What a managed harness resolves
The teams with the highest completion rates have one thing in common beyond the three harness variables: they did not build the infrastructure themselves. They used a managed layer that handled context loading, re-indexing, and tool provisioning — and focused their own engineering effort on the business-specific configuration that the generic infrastructure could not provide.
Kognita operates as a managed agent runtime that handles the harness components that are expensive to build and maintain: the always-current codebase index, the MCP server that exposes the index to Claude Code, Cursor, and other agents, and the Jira integration that adds ticket context to codebase context. Every session starts with the right context loaded. Every developer on the team runs from the same index rather than from whatever they happened to paste before starting work.
The completion rate gap closes not because the model changed, but because the infrastructure the model runs on stopped being the bottleneck.
Final take
The 40-point completion rate gap between high and low-performing teams using the same model is not an edge case. It is the normal outcome when teams treat AI agent deployment as a prompt engineering problem rather than a harness engineering problem.

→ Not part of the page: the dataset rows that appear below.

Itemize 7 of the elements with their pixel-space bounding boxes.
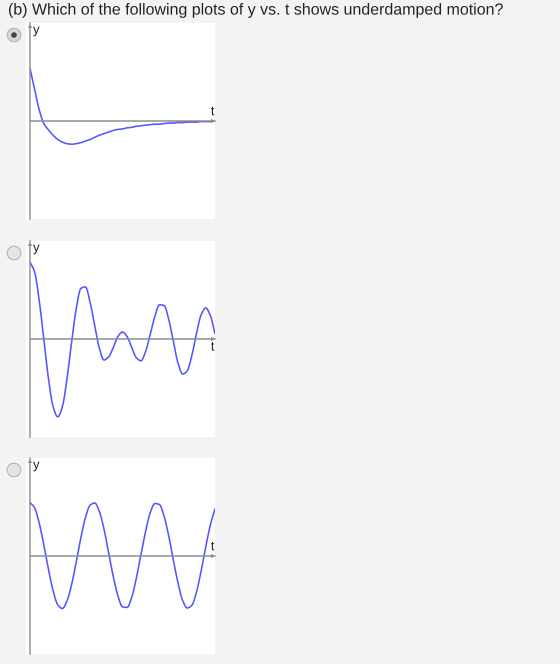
text: (b) Which of the following plots of y vs. t shows underdamped motion?	[8, 3, 503, 18]
y-axis-title: y	[33, 462, 40, 472]
y-axis-title: y	[33, 244, 40, 254]
y-axis-title: y	[33, 26, 40, 36]
x-axis-title: t	[211, 542, 214, 550]
x-axis-title: t	[211, 342, 214, 351]
x-axis-title: t	[211, 106, 214, 116]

The model is the same. The infrastructure around it is not.
Model upgrades move the needle by 1 to 3 points. Harness improvements move it by 20 to 40. The most actionable thing most teams can do with their AI tool budget is not to evaluate a newer model — it is to audit the infrastructure layer the current model runs on and address the failure modes that no model upgrade can fix.
Your AI agents are probably underperforming not because the model is insufficient, but because the harness around it is incomplete. That is fixable without waiting for the next model generation.